Automated User Provisioning
Automated user provisioning is one of multiple scenarios included in a more general automated administration system.
Automated user management works by monitoring one or more systems of record and waiting for changes to user profile data. Detected changes are then:
- Filtered, so that only changes within the scope of the system remain.
- Transformed, from the data format of the system of record, to the data format of the identity management and access governance system and of the target systems.
- Forwarded, from the identity management and access governance system to target systems.
Some examples of auto-provisioning/auto-deactivation are:
- Payroll staff create a record for a new hire in the HR application.

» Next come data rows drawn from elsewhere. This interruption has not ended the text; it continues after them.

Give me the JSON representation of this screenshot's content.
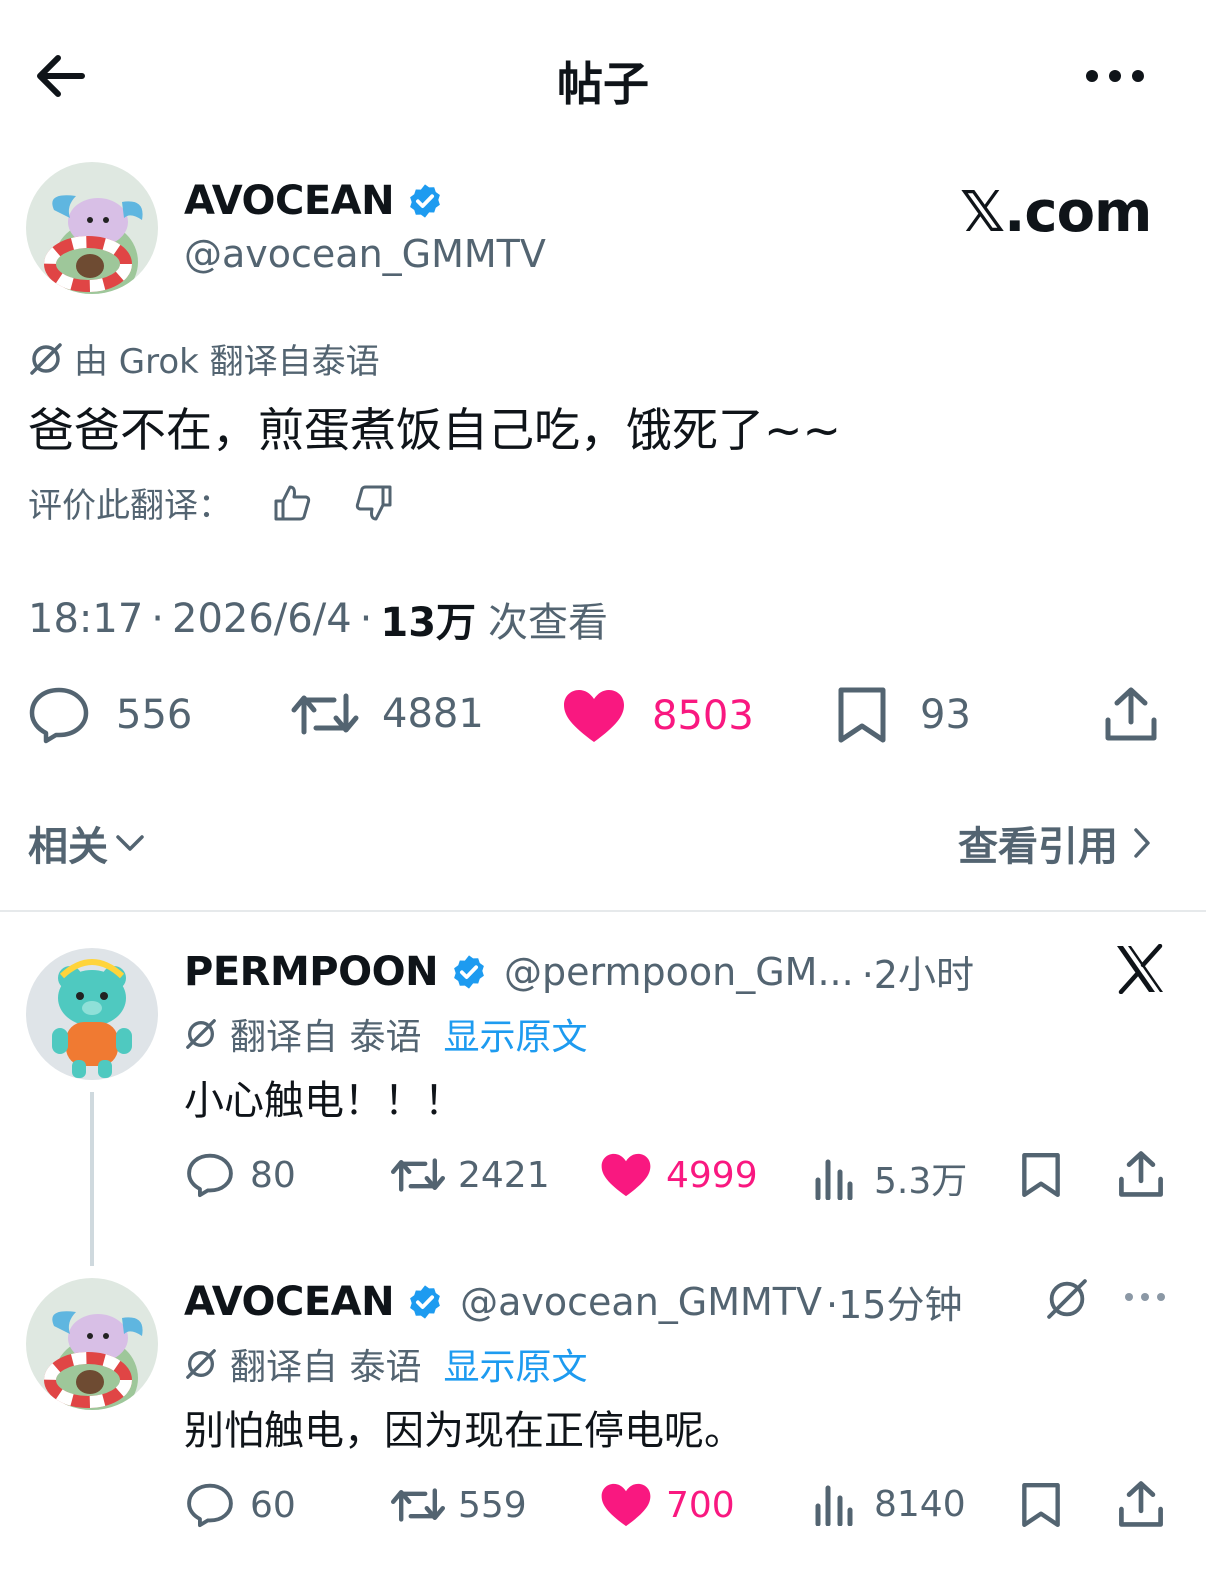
{
  "header": {
    "title": "帖子"
  },
  "main_post": {
    "author_name": "AVOCEAN",
    "author_handle": "@avocean_GMMTV",
    "brand_logo": "𝕏.com",
    "translation_note": "由 Grok 翻译自泰语",
    "text": "爸爸不在，煎蛋煮饭自己吃，饿死了~~",
    "rate_label": "评价此翻译：",
    "time": "18:17",
    "date": "2026/6/4",
    "views_count": "13万",
    "views_label": "次查看",
    "replies": "556",
    "reposts": "4881",
    "likes": "8503",
    "bookmarks": "93"
  },
  "related": {
    "label": "相关",
    "quotes_label": "查看引用"
  },
  "replies": [
    {
      "author_name": "PERMPOON",
      "author_handle": "@permpoon_GM...",
      "time": "·2小时",
      "translated_from": "翻译自 泰语",
      "show_original": "显示原文",
      "text": "小心触电！！！",
      "replies": "80",
      "reposts": "2421",
      "likes": "4999",
      "views": "5.3万"
    },
    {
      "author_name": "AVOCEAN",
      "author_handle": "@avocean_GMMTV",
      "time": "·15分钟",
      "translated_from": "翻译自 泰语",
      "show_original": "显示原文",
      "text": "别怕触电，因为现在正停电呢。",
      "replies": "60",
      "reposts": "559",
      "likes": "700",
      "views": "8140"
    }
  ],
  "colors": {
    "like": "#f91880",
    "verified": "#1d9bf0",
    "muted": "#536471",
    "link": "#1d9bf0"
  }
}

The user provisioning system detects this event,
notes that it is in scope and reformats the event into workflow
requests to create a Windows/AD account, an Exchange mailbox
and a mainframe login ID.
- HR staff set a termination date for an employee in the HR
application. The user provisioning system detects this and sets
the same date in the user's IAM profile. A batch process runs
nightly and automatically submits "deactivate all accounts"

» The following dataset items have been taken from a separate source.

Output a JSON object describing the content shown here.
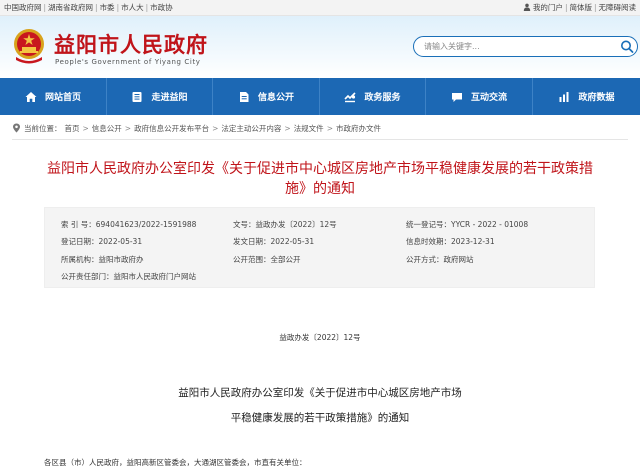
{
  "topbar": {
    "links": [
      "中国政府网",
      "湖南省政府网",
      "市委",
      "市人大",
      "市政协"
    ],
    "user_links": [
      "我的门户",
      "简体版",
      "无障碍阅读"
    ]
  },
  "header": {
    "title": "益阳市人民政府",
    "subtitle": "People's Government of Yiyang City",
    "search_placeholder": "请输入关键字..."
  },
  "nav": {
    "items": [
      {
        "label": "网站首页",
        "icon": "home-icon"
      },
      {
        "label": "走进益阳",
        "icon": "book-icon"
      },
      {
        "label": "信息公开",
        "icon": "document-icon"
      },
      {
        "label": "政务服务",
        "icon": "service-icon"
      },
      {
        "label": "互动交流",
        "icon": "chat-icon"
      },
      {
        "label": "政府数据",
        "icon": "data-icon"
      }
    ]
  },
  "breadcrumb": {
    "prefix": "当前位置：",
    "items": [
      "首页",
      "信息公开",
      "政府信息公开发布平台",
      "法定主动公开内容",
      "法规文件",
      "市政府办文件"
    ]
  },
  "article": {
    "title": "益阳市人民政府办公室印发《关于促进市中心城区房地产市场平稳健康发展的若干政策措施》的通知"
  },
  "meta": {
    "index_no": "索 引 号：694041623/2022-1591988",
    "doc_no": "文号：益政办发〔2022〕12号",
    "unified_no": "统一登记号：YYCR - 2022 - 01008",
    "reg_date": "登记日期：2022-05-31",
    "pub_date": "发文日期：2022-05-31",
    "valid_date": "信息时效期：2023-12-31",
    "org": "所属机构：益阳市政府办",
    "scope": "公开范围：全部公开",
    "method": "公开方式：政府网站",
    "dept": "公开责任部门：益阳市人民政府门户网站"
  },
  "body": {
    "doc_number": "益政办发〔2022〕12号",
    "title_line1": "益阳市人民政府办公室印发《关于促进市中心城区房地产市场",
    "title_line2": "平稳健康发展的若干政策措施》的通知",
    "greeting": "各区县（市）人民政府，益阳高新区管委会，大通湖区管委会，市直有关单位："
  },
  "colors": {
    "brand_red": "#c0141a",
    "nav_blue": "#1c68b4"
  }
}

workflow requests for every user whose termination date has passed.
- A rogue administrator adds his accomplice's login account to the Domain Admins AD group. The user provisioning system detects this new group membership, removes the user from the group and sends an SMS message describing what it detected to a security officer.
Automatic Propagation of Changes in User Profile Data (1)
(2)Hitachi ID Identity Manager monitors one or more systems of record, such as HR or a corporate directory, for changes. Events such as hires, moves and terminations are transformed into administrative updates, such as creating new accounts, changing identity attributes or disabling existing accounts and applied to target systems.
Automatic change propagation leverages existing business processes (in HR or payroll for example) to automate predictable systems administration tasks. Automated administration eliminates unnecessary manual work, hastens productivity for new users and ensures that access deactivation is both timely and reliable.